Spartacus, whose given name seems to have been torn off in its passage down through the corridors of time, was born in Thrace and educated as a shepherd. While smearing the noses of the young lambs with tar one spring, in order to prevent the snuffies among them, he thought that he would become a robber. It occurred to him that this calling was the only one he knew of that seemed to be open to the young man without means.
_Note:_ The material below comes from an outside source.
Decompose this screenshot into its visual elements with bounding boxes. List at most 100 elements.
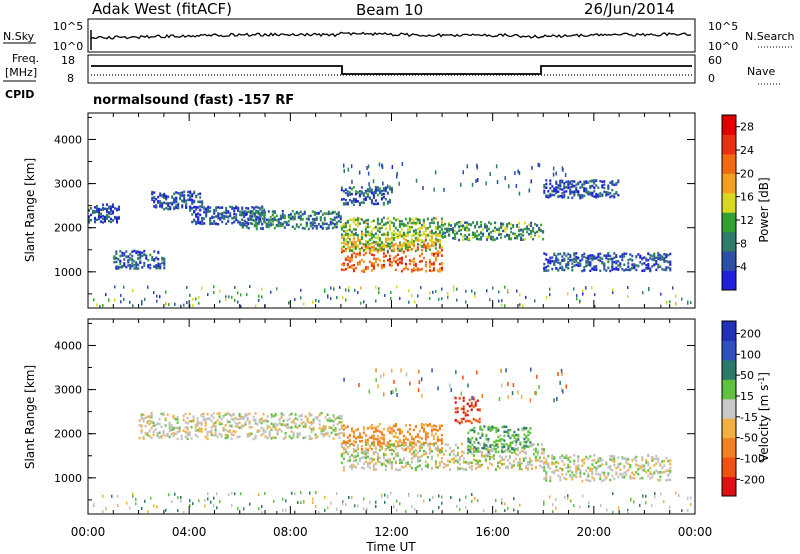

He had hardly got started, however, in the “hold up” industry, when he was captured by the Romans, sold at cost and trained as a gladiator, in a school at Capua. Here he succeeded in stirring up a conspiracy and uniting two hundred or more of the grammar department of the school in a general ruction, as it was then termed.

The scheme was discovered and only seventy of the number escaped, headed by Spartacus. These snatched cleavers from the butcher shops, pickets from the Roman fences and various other weapons, and with them fought their way to the foot hill where they met a wagon train loaded with arms and supplies. They secured the necessary weapons whereby to go into a general war business and established themselves in the crater of Mount Vesuvius.

Spartacus was a man of wonderful carriage and great physical strength. It had always been his theory that a man might as well die of old age as to feed himself to a Roman menagerie. He maintained that he would rather die in a general free fight, where he had a chance, than to be hauled around over the arena by one leg behind a Numidian lion.

So he took his little band and fought his way to Vesuvius. There they had a pleasant time camping out nights and robbing the Roman's daytimes. The excitement of sleeping in a crater, added a wonderful charm to their lives. While others slept cold in Capua, Spartacus cuddled up to the crater and kept comfortable.

For a long time the little party had it all their own way. They sniffed the air of freedom and lived on Roman spring chicken on the half shell, and it beat the arena business all hollow.

At last, however, an army of 3,000 men was sent against them, and Spartacus awoke one morning to find himself blocked up in his crater. For a time the outlook was not cheering. Spartacus thought of telegraphing the war department for reinforcements, but finally decided not to do so.

Finally, with ladders made of wild vines, the little garrison slipped out through what had seemed an impassable fissure in the crater, got in the rear of the army and demolished it completely. That's the kind of man that Spartacus was. Fighting was his forte.